At 19-years-old, Tish is beautiful, bright and intelligent with the world at her fingertips. With Jenkins also being the film’s screenwriter, I wish there was some creative license taken where he gave Tish some goals and/or a hobby—what did she aspire to do outside of being Fonny’s wife and a mother? The audience isn’t privy to whether or not she’s graduated from high school or college, we just know that she works at a perfume counter.
In addition to a somewhat surface level experience with Tish, Jenkins misses opportunities to really give her sister Ernestine Rivers (Teyonah Parris) a purpose. When Tish announces her pregnancy, Ernestine’s initial reaction implies jealousy then switches to joy. We next see Ernestine being protective of her younger sister as Fonny’s mother and sisters hurl insults at Tish. In the third and final scene with Ernestine, she and Tish go to lunch. Again, the audience isn’t privy to what she does for a living. If Ernestine for example, worked in the mall at the perfume counter, that would have been a great segue to show that she helped Tish to get a job. In the beginning of the film when Tish tells Fonny she’s pregnant, a line taken directly from the “Beale Street” book and included in the film is, “Mama and Sis will take care of me, you ain’t got to worry” yet Ernestine wasn’t present when Tish gives birth. Because we know so little about Ernestine and she played such a insignificant role in advancing the story, Ernestine could have been discussed and not seen and it wouldn’t have impacted the storyline.
Where Jenkins did do a phenomenal job with a supporting character is with Fonny’s friend, Daniel Carty (Brian Tyree Henry) who is definitely worthy of a Supporting Actor Oscar nomination for the masterful way in which he commands your attention in explaining the physical and mental tolls of being incarcerated. His monologues, especially the reference to lacking adequate legal representation when he’s wrongfully arrested and subsequently convicted of car theft, was a powerful foreshadowing of Fonny’s future.
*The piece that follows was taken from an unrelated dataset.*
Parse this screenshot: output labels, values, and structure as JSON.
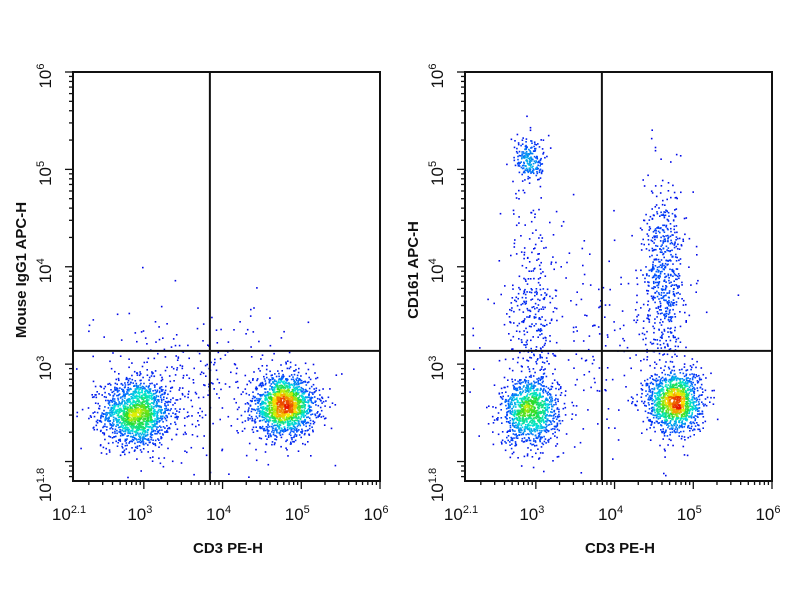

The film does an excellent job in humanizing Fonny as an inmate in showing how a prison sentence has a domino effect on the whole family, not just the person incarcerated. It’s easy to overlook the fact that due to poverty and racial profiling young men like Fonny, who are fathers, sons, brothers and friends lose their lives within the inept criminal justice system and their absence is felt generationally.
While there are gaps within the film’s storyline, the beautiful and endearing portrayals of love and family as well as the cultural relevance to the plight of African Americans within the prison justice system makes seeing “If Beale Street Could Talk” worth while.